OAKLAND, Calif. — The National Basketball Players Association is looking into what the “maximum sanctions” commissioner Adam Silver can have available against Los Angeles Clippers owner Donald Sterling, according to Sacramento mayor Kevin Johnson.

Johnson, who has been asked to lead the players association in addressing the issue, said the players are looking for the maximum fine and suspension leading up to removal if Sterling did indeed make racially charged comments that the NBA has said are “disturbing and offensive.”

The NBA is currently investigating Sterling and whether or not the audio recording released by TMZ.com of him apparently telling a girlfriend not to bring black people to games and associate with them publicly is authentic.

“We believe that this is a defining moment for the league, a defining moment for the commissioner, a defining moment for all the players in this league,” Johnson, a former NBA all-star, said. “This situation is a massive distraction for the players and the league right now. It must be addressed immediately, and we have to put this great game back on track so we can talk about the playoffs going forward.”

Johnson said the players have asked Sterling not attend games for the rest of the playoffs and also for accounting of the prior accusations of racist behavior against Sterling and why the NBA never sanctioned him for them.

Johnson said the players are “outraged” by the comments they heard on tape and that after Sterling receives due process in an investigation Silver said would be swift, they want “two-way accountability.”

“We don’t want to create an environment where we as players are held accountable and owners aren’t held accountable,” Johnson said.

Warriors co-owner Joe Lacob watched Johnson speak at halftime and before the game he offered his reaction to the Sterling situation and alleged comments to San Jose Mercury News columnist Tim Kawakami.

“It’s just something that I think no matter who you are, racism doesn’t belong period, in any way, doesn’t matter, black, white, whatever color,” Lacob said. “Inappropriate. I wish we didn’t have to do this today. I wish our game didn’t have to be the centerpiece of all this today. I feel bad for our fans and players and everybody who will have to deal with this.”

Clippers coach Doc Rivers heads back to Los Angeles uncertain of what that will bring. Asked if he would need to see or hear something from the organization in order to continue on the job, he said, “Don’t know yet. I’m just going to leave it at that.”

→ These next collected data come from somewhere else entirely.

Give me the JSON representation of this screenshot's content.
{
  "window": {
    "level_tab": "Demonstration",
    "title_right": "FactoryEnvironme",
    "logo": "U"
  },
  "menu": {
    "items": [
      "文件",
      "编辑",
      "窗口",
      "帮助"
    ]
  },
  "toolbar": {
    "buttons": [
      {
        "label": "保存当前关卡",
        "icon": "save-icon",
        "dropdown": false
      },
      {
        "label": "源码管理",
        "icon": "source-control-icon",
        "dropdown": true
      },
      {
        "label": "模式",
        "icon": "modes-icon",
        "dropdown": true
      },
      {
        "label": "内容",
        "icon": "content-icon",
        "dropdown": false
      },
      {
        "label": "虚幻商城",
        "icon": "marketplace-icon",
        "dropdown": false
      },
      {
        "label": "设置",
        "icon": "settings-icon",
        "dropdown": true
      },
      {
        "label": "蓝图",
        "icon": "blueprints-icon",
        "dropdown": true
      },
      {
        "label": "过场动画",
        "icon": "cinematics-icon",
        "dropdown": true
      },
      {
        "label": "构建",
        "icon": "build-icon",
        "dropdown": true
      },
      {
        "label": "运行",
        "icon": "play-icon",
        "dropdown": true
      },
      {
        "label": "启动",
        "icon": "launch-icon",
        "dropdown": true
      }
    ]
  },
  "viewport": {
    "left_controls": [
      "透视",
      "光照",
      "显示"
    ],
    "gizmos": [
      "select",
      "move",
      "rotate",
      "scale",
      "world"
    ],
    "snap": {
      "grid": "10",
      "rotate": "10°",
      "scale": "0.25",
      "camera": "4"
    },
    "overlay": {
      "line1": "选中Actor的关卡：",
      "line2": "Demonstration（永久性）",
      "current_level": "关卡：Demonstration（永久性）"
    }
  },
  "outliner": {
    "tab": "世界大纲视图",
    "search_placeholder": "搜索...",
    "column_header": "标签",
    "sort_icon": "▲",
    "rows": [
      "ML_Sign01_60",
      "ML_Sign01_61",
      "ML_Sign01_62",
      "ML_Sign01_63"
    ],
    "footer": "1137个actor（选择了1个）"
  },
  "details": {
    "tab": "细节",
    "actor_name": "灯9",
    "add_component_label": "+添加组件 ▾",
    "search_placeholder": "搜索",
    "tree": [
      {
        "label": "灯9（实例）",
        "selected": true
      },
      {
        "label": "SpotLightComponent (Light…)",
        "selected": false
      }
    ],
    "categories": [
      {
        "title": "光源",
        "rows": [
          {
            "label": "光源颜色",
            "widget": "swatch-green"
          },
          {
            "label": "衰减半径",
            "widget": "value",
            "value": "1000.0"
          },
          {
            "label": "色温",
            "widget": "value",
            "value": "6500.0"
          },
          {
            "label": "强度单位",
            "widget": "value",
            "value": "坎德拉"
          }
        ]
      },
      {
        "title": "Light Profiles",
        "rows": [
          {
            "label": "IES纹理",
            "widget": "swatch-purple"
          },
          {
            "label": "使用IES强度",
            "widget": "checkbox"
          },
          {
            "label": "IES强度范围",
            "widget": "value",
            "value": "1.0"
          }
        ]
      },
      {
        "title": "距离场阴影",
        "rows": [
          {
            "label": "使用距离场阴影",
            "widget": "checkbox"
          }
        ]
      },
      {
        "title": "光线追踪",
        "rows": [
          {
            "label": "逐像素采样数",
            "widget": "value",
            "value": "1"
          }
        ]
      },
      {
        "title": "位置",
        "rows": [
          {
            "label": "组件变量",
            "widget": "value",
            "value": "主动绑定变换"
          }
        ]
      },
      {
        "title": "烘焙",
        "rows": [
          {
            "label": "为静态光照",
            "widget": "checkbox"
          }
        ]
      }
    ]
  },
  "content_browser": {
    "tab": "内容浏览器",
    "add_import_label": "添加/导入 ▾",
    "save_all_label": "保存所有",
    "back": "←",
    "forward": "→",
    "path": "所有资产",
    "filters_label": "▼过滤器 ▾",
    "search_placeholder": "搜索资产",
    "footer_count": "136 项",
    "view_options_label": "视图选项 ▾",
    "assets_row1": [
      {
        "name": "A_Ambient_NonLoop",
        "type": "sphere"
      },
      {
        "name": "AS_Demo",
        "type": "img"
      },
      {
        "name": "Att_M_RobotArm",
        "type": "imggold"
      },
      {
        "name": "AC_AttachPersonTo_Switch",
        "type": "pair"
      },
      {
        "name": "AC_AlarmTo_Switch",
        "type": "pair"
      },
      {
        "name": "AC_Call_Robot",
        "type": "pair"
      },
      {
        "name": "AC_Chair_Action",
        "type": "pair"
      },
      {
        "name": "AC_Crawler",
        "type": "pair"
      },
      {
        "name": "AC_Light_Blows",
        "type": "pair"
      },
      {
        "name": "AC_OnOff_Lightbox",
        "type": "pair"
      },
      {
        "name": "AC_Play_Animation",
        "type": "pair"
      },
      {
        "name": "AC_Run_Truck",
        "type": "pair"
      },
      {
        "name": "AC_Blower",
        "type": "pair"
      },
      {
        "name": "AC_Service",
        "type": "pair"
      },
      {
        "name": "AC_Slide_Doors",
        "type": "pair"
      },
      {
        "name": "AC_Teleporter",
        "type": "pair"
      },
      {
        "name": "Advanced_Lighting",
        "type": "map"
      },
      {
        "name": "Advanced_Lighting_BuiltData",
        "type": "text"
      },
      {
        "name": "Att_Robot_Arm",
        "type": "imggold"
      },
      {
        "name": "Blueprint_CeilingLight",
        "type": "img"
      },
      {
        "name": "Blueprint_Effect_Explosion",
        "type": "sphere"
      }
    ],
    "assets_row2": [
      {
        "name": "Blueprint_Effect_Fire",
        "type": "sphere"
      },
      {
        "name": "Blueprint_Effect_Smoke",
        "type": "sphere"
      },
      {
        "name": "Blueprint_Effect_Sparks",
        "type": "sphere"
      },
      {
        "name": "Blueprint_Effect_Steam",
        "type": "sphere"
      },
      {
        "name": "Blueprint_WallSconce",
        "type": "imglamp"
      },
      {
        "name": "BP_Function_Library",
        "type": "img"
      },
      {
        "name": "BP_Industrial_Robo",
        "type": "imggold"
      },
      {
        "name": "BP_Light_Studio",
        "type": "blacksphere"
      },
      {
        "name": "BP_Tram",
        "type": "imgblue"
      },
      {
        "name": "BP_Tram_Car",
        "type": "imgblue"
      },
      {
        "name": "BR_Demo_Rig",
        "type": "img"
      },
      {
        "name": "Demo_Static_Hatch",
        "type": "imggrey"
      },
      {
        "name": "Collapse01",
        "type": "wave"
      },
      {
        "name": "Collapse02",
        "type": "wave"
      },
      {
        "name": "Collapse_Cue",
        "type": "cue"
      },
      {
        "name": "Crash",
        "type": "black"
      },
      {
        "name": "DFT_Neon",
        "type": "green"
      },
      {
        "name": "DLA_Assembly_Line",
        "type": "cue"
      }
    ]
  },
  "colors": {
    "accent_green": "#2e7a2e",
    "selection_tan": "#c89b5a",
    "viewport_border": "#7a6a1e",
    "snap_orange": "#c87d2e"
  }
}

Game 5 at Staples Center could even offer fans an opportunity to boycott.

“I would understand,” Rivers said. “I hope not. “We’re going to need them bad on Tuesday. We’re going to need them there. We’re going to need them in our corner.”

The Clippers will neither practice Monday nor make their players available to the media.

“We’re going home now. And usually that would mean we’re going to our safe haven. And I don’t even know if that’s true, to be honest,” Rivers said.

Warriors coach Mark Jackson said that while he could not work for Sterling, he forgives him. “I forgive anybody who believes or feels that way, and the reason why is we can all be saved, we can all be helped,” Jackson said. “The first step, though, is admitting that, ‘I’ve got an issue.'”

Harrison Barnes received the first Alvin Attles Community Impact Award in recognition of his efforts in supporting underprivileged youth in the Bay Area.